Allah Swt berfirman:
"Bulan Ramadhan adalah bulan diturunkanya al-Quran. Al-Quran merupakan
kitab hidayah bagi manusia yang disertai argumentasi jelas untuk
hidayah dan pembeda antara hak dan batil. Barangsiapa menyaksikan
bulan Ramadhan, maka ia harus berpuasa. Mereka yang sakit atau dalam
perjalanan dapat berpuasa di lain waktu, sesuai dengan berapa hari
yang ditinggalkan. Allah menghendaki kemudahan bagimu dan tidak
menghendaki kesukaran bagimu.
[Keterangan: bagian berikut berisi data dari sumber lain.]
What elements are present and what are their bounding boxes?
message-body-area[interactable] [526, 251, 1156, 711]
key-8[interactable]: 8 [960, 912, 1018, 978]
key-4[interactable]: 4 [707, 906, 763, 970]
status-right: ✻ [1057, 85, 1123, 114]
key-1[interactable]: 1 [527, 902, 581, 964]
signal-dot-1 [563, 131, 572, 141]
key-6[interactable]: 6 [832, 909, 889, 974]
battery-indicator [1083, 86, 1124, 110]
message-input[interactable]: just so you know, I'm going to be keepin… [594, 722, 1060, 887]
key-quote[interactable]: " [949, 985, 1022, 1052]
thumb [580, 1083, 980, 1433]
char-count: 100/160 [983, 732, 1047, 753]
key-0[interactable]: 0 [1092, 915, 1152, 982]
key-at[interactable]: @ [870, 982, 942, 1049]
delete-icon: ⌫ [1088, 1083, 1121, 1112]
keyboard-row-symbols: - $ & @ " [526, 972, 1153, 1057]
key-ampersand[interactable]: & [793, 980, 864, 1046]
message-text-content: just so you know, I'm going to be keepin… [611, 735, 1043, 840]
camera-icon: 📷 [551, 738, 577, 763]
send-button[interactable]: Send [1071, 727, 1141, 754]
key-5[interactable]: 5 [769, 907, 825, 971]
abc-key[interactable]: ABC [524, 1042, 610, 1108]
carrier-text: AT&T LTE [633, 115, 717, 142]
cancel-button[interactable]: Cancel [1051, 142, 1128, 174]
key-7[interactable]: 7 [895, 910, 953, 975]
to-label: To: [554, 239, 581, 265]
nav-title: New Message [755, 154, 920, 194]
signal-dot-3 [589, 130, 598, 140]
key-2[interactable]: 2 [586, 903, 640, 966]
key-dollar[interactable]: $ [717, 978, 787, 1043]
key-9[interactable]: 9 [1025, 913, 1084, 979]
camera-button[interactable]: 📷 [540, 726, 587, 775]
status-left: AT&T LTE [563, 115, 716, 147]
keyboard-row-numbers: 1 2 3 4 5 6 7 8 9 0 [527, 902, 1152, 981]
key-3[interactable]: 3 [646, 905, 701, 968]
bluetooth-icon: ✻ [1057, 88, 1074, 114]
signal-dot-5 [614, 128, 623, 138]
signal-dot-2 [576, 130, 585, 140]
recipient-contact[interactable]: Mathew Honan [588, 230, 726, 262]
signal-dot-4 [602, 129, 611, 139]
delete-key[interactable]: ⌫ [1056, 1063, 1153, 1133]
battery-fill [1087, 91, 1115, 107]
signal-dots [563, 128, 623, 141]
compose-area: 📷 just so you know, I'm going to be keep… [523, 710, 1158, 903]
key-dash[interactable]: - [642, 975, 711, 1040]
Puasa qadha untuk mencukupkan
bilangannya dan hendaklah kamu mengagungkan Allah atas petunjuk-Nya
yang diberikan kepadamu, supaya kamu bersyukur." (QS. al-Baqarah: 185)
Dalam buku Wasail as-Syiah(1) ada riwayat panjang dan detil yang
menjelaskan akhlak orang yang berpuasa. "Seorang yang berpuasa
hendaknya tidak berbohong, berbuat dosa, berdebat, hasud, ghibah,
menolak kebenaran, mencaci, mencela dan marah, zalim, menggangu orang
lain, berkumpul dengan orang-orang yang berbuat dosa, mengadu domba
dan memakan barang haram.
Pada saat yang sama, orang yang berpuasa harus memperhatikan
shalatnya, lebih sabar, jujur dan mengingat Hari Kiamat."
Syarat menjadi tamu di bulan Ramadhan tidak hanya menahan lapar. Dalam
hadis disebutkan, "Barangsiapa yang tidak taat kepada pemimpin agama
samawi atau dalam masalah pribadi dan keluarga berlaku buruk dan kasar
kepada istri, tidak menjamin keinginan yang dibolehkan syariat dan
atau kedua orang tuanya tidak rela kepadanya, maka puasanya tidak akan
diterima dan ia tidak menjalankan syarat bertamu di buan Ramadhan."
Sekalipun berpuasa memiliki manfaat kesehatan seperti membuang
kelebihan zat-zat yang ada pada badan, tapi bangun di waktu Subuh, ruh
yang semakin lembut dan terkabulkannya doa di bulan Ramadhan merupakan
satu hal lain yang tidak ditemukan di luar bulan ini. Oleh karenanya,
orang yang benar-benar merugi adalah orang yang tidak dapat
memanfaatkan segala kebaikan dan berkah bulan ini.